Deepseek has unveiled a new visual encoder capable of reorganizing image information based on semantic meaning, rather than processing it in a strict top-down, left-to-right sequence.
Conventional vision-language models segment images into patches and process them in a fixed order, typically starting from the top-left corner and moving towards the bottom-right. According to Deepseek researchers, this approach does not align with how human vision actually works. Our eyes flexibly follow patterns based on content. For instance, when tracing a spiral, we do not jump across the image line by line. Instead, we follow the shape.
Deepseek OCR 2 aims to emulate this behavior. The new DeepEncoder V2 first processes visual tokens based on their content, rearranging them contextually, before a language model interprets the resulting sequence. The underlying idea is that this two-stage processing workflow enables a more genuine comprehension of two-dimensional image content.
Language Model Replaces Traditional Visual Encoder
At the core of DeepEncoder V2 is the replacement of a typical CLIP component with a compact language model architecture based on Alibaba's Qwen2 0.5B. The researchers introduced what they term causal flow tokens. These are learnable query tokens that can be attached to visual tokens and have access to all image information as well as previous queries.
The paper describes this as forming a two-phase process. First, the encoder reorganizes visual information based on content. Then, a downstream LLM decoder performs reasoning on the now-ordered sequence. Only the rearranged causal flow tokens are passed to the decoder, not the original visual tokens.

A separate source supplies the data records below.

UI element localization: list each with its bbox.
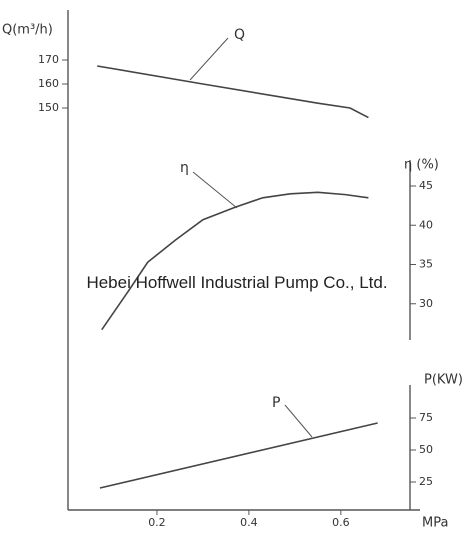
x-tick-label: 0.6 (332, 516, 350, 529)
x-tick-label: 0.4 (240, 516, 258, 529)
y-tick-label: 170 (38, 53, 59, 66)
annotation-leader (192, 171, 238, 209)
series-label: η (180, 160, 189, 176)
series-line (97, 65, 369, 119)
series-label: P (272, 395, 280, 411)
y-tick-label: 40 (419, 218, 433, 231)
x-tick-label: 0.2 (148, 516, 166, 529)
watermark: Hebei Hoffwell Industrial Pump Co., Ltd. (86, 273, 388, 292)
y-tick-label: 160 (38, 77, 59, 90)
series-line (101, 191, 369, 331)
annotation-leader (189, 37, 229, 81)
y2-axis-label: η (%) (404, 158, 439, 173)
series-label: Q (234, 27, 245, 43)
y-tick-label: 35 (419, 258, 433, 271)
y-tick-label: 50 (419, 443, 433, 456)
y-axis-label: Q(m³/h) (2, 23, 53, 38)
annotation-leader (284, 404, 313, 438)
y-tick-label: 25 (419, 475, 433, 488)
y-tick-label: 45 (419, 179, 433, 192)
y-tick-label: 75 (419, 411, 433, 424)
y-tick-label: 150 (38, 101, 59, 114)
y-tick-label: 30 (419, 297, 433, 310)
y3-axis-label: P(KW) (424, 373, 463, 388)
x-axis-label: MPa (422, 516, 448, 531)
series-line (99, 422, 378, 489)
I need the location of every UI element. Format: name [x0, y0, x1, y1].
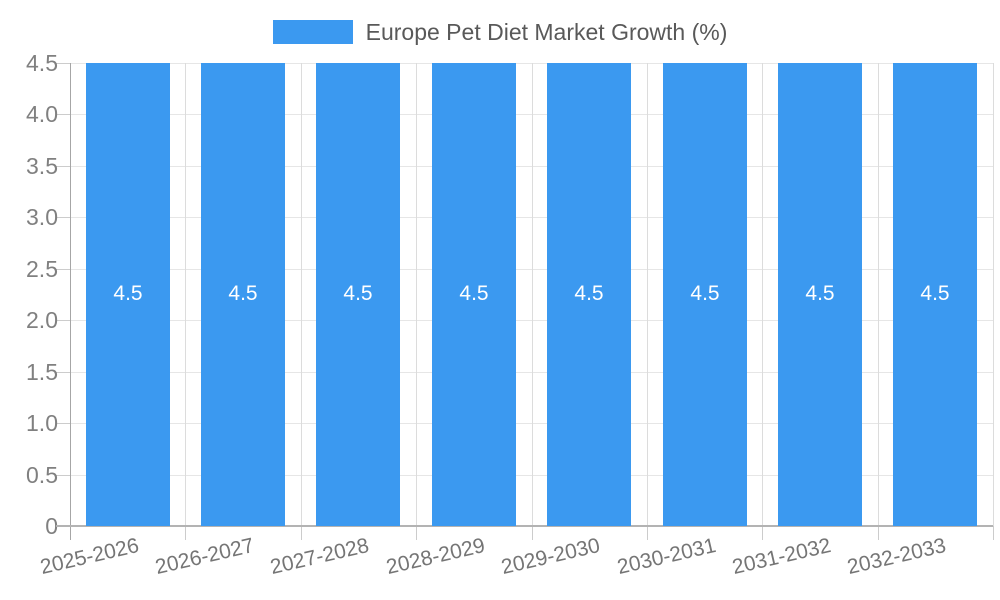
- x-axis-tick: [878, 526, 879, 540]
- x-axis-tick: [301, 526, 302, 540]
- bar-value-label: 4.5: [228, 282, 258, 305]
- x-axis-tick: [647, 526, 648, 540]
- gridline-horizontal: [70, 423, 993, 424]
- y-axis-tick-label: 3.0: [26, 204, 58, 230]
- y-axis-tick: [56, 217, 70, 218]
- gridline-horizontal: [70, 475, 993, 476]
- y-axis-tick-label: 1.0: [26, 410, 58, 436]
- gridline-vertical: [762, 63, 763, 526]
- chart-legend[interactable]: Europe Pet Diet Market Growth (%): [0, 18, 1000, 46]
- bar[interactable]: 4.5: [663, 63, 747, 526]
- bar-value-label: 4.5: [113, 282, 143, 305]
- gridline-horizontal: [70, 166, 993, 167]
- gridline-horizontal: [70, 217, 993, 218]
- y-axis-tick-label: 4.0: [26, 101, 58, 127]
- y-axis-tick-label: 4.5: [26, 50, 58, 76]
- bar[interactable]: 4.5: [547, 63, 631, 526]
- y-axis-tick: [56, 114, 70, 115]
- y-axis-tick: [56, 63, 70, 64]
- gridline-vertical: [416, 63, 417, 526]
- y-axis-tick-label: 2.0: [26, 307, 58, 333]
- y-axis-tick: [56, 475, 70, 476]
- gridline-horizontal: [70, 320, 993, 321]
- bar[interactable]: 4.5: [893, 63, 977, 526]
- x-axis-line: [56, 525, 993, 527]
- bar[interactable]: 4.5: [432, 63, 516, 526]
- bar[interactable]: 4.5: [316, 63, 400, 526]
- gridline-vertical: [532, 63, 533, 526]
- y-axis-tick: [56, 166, 70, 167]
- x-axis-tick: [185, 526, 186, 540]
- bar-value-label: 4.5: [920, 282, 950, 305]
- y-axis-tick: [56, 320, 70, 321]
- bar[interactable]: 4.5: [778, 63, 862, 526]
- bar[interactable]: 4.5: [86, 63, 170, 526]
- bar-value-label: 4.5: [574, 282, 604, 305]
- gridline-horizontal: [70, 372, 993, 373]
- bar-value-label: 4.5: [343, 282, 373, 305]
- y-axis-tick: [56, 372, 70, 373]
- y-axis-tick-label: 0.5: [26, 462, 58, 488]
- y-axis-tick: [56, 269, 70, 270]
- x-axis-tick: [993, 526, 994, 540]
- gridline-vertical: [878, 63, 879, 526]
- y-axis-tick-label: 1.5: [26, 359, 58, 385]
- y-axis-tick-label: 0: [45, 513, 58, 539]
- bar-value-label: 4.5: [459, 282, 489, 305]
- gridline-vertical: [647, 63, 648, 526]
- bar-value-label: 4.5: [805, 282, 835, 305]
- legend-swatch[interactable]: [272, 20, 353, 44]
- y-axis-tick: [56, 423, 70, 424]
- y-axis-line: [70, 63, 71, 540]
- bar-value-label: 4.5: [690, 282, 720, 305]
- x-axis-tick: [416, 526, 417, 540]
- gridline-horizontal: [70, 114, 993, 115]
- gridline-horizontal: [70, 63, 993, 64]
- gridline-horizontal: [70, 269, 993, 270]
- gridline-vertical: [993, 63, 994, 526]
- y-axis-tick-label: 2.5: [26, 256, 58, 282]
- gridline-vertical: [185, 63, 186, 526]
- x-axis-tick: [532, 526, 533, 540]
- bar[interactable]: 4.5: [201, 63, 285, 526]
- x-axis-tick: [762, 526, 763, 540]
- legend-label[interactable]: Europe Pet Diet Market Growth (%): [365, 19, 728, 45]
- y-axis-tick-label: 3.5: [26, 153, 58, 179]
- gridline-vertical: [301, 63, 302, 526]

Fewer Tokens, Better Performance
Deepseek OCR 2 uses between 256 and 1120 visual tokens per image, depending on the content. Comparable models often require over 6000 or 7000 tokens. On the OmniDocBench v1.5 benchmark, which encompasses 1355 pages across nine categories, the model achieved an overall score of 91.09%, the researchers reported.
This represents an improvement of 3.73 percentage points over its predecessor, Deepseek OCR. Gains were particularly notable in correctly identifying reading order. In document parsing tasks, Deepseek OCR 2 also outperformed Gemini 3 Pro under a similar token budget.
Performance improved in practical metrics as well. The repetition rate, which measures how often the model gets stuck in loops of redundant text, decreased. When serving as the OCR backend for Deepseek's language models, this rate dropped from 6.25% to 4.17%. For batch processing of PDFs used as training data, the rate fell from 3.69% to 2.88%.
However, the model does have some weaknesses. For example, its performance on newspapers is worse than the previous version. The researchers cite two factors: the lower token limit may pose issues for newspaper pages dense with text, and the training data contained only 250,000 newspaper pages, which is insufficient material for this category.
A Step Towards Unified Multimodal Processing
The researchers view DeepEncoder V2 as progress towards standardized multimodal processing. In the future, encoder architectures might evolve to process text, speech, and images using the same fundamental framework, only adapting the query tokens based on the modality. The paper suggests this approach holds promise for ultimately achieving true understanding of two-dimensional content.
The code and model weights are publicly available on GitHub and Hugging Face.
Deepseek had just released the first-generation Deepseek OCR in October of last year. That system processes text documents as images and reduces memory requirements by a factor of ten. Consequently, language models can retain significantly more context, which is beneficial for long chat histories or large document volumes. According to Deepseek, the system can process up to 33 million pages daily, making it particularly suitable for generating large training datasets.